Without doubt, r,d and c are double precision variables. So for example, r = 999.999999999987676524e-3 and d = 40.2384869730987304592e-6. To be honest, I don't know what this means. Is r meant to be 1 an I've rounded, or it this correct? Not sure what d could be rounded to.

"the uni64() doubles have been multiplied by 2^53"

Is this the secret? Rounding /accumulation errors do occur as expected. But by shifting left 53 times, they effectively become part of the randomness in the lower significance bits. What seems like random errors in precision become part of the randomness. And if so, this would appear to be a floating point random number generator... ## Solution

I think this is a question where the ambiguity of common terms like "CSPRNG" gets in the way. The problem is that when talking about "CSPRNGs" in different contexts, people variously refer to either:

1. Deterministic algorithms that must produce the same results when given the same inputs. Example: stream ciphers, where Alice and Bob must produce the same keystream if they are to communicate successfully.
2. Nondeterministic algorithms where there is no such requirement, and ideally could be replaced by a true random generator. Example: operating system random generators, where the practical solution has been to compose a deterministic pseudorandom generator with a physical noise source, to yield output that is both nondeterministic and pseudorandom.
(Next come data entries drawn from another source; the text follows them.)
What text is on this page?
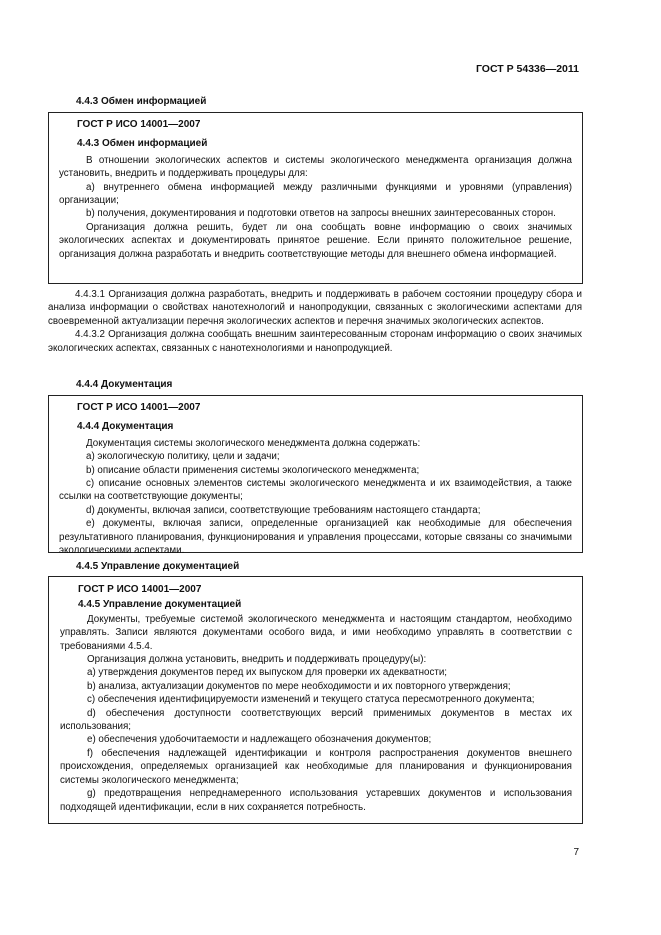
ГОСТ Р 54336—2011
4.4.3 Обмен информацией
ГОСТ Р ИСО 14001—2007
4.4.3 Обмен информацией

В отношении экологических аспектов и системы экологического менеджмента организация должна установить, внедрить и поддерживать процедуры для:

a) внутреннего обмена информацией между различными функциями и уровнями (управления) организации;

b) получения, документирования и подготовки ответов на запросы внешних заинтересованных сторон.

Организация должна решить, будет ли она сообщать вовне информацию о своих значимых экологических аспектах и документировать принятое решение. Если принято положительное решение, организация должна разработать и внедрить соответствующие методы для внешнего обмена информацией.

4.4.3.1 Организация должна разработать, внедрить и поддерживать в рабочем состоянии процедуру сбора и анализа информации о свойствах нанотехнологий и нанопродукции, связанных с экологическими аспектами для своевременной актуализации перечня экологических аспектов и перечня значимых экологических аспектов.

4.4.3.2 Организация должна сообщать внешним заинтересованным сторонам информацию о своих значимых экологических аспектах, связанных с нанотехнологиями и нанопродукцией.

4.4.4 Документация
ГОСТ Р ИСО 14001—2007
4.4.4 Документация

Документация системы экологического менеджмента должна содержать:

a) экологическую политику, цели и задачи;

b) описание области применения системы экологического менеджмента;

c) описание основных элементов системы экологического менеджмента и их взаимодействия, а также ссылки на соответствующие документы;

d) документы, включая записи, соответствующие требованиям настоящего стандарта;

e) документы, включая записи, определенные организацией как необходимые для обеспечения результативного планирования, функционирования и управления процессами, которые связаны со значимыми экологическими аспектами.

4.4.5 Управление документацией
ГОСТ Р ИСО 14001—2007
4.4.5 Управление документацией

Документы, требуемые системой экологического менеджмента и настоящим стандартом, необходимо управлять. Записи являются документами особого вида, и ими необходимо управлять в соответствии с требованиями 4.5.4.

Организация должна установить, внедрить и поддерживать процедуру(ы):

a) утверждения документов перед их выпуском для проверки их адекватности;

b) анализа, актуализации документов по мере необходимости и их повторного утверждения;

c) обеспечения идентифицируемости изменений и текущего статуса пересмотренного документа;

d) обеспечения доступности соответствующих версий применимых документов в местах их использования;

e) обеспечения удобочитаемости и надлежащего обозначения документов;

f) обеспечения надлежащей идентификации и контроля распространения документов внешнего происхождения, определяемых организацией как необходимые для планирования и функционирования системы экологического менеджмента;

g) предотвращения непреднамеренного использования устаревших документов и использования подходящей идентификации, если в них сохраняется потребность.

7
Unpredictable rounding errors are a problem for #1, but perhaps not so for #2. And if the latter is so, then floating point numbers are just bit-strings and floating point operations are just bit-string operations; the question about building a counter-mode "CSPRNG" is then whether there are there ways of composing these operations into a scrambling function that yields something resistant to cryptanalysts' best efforts.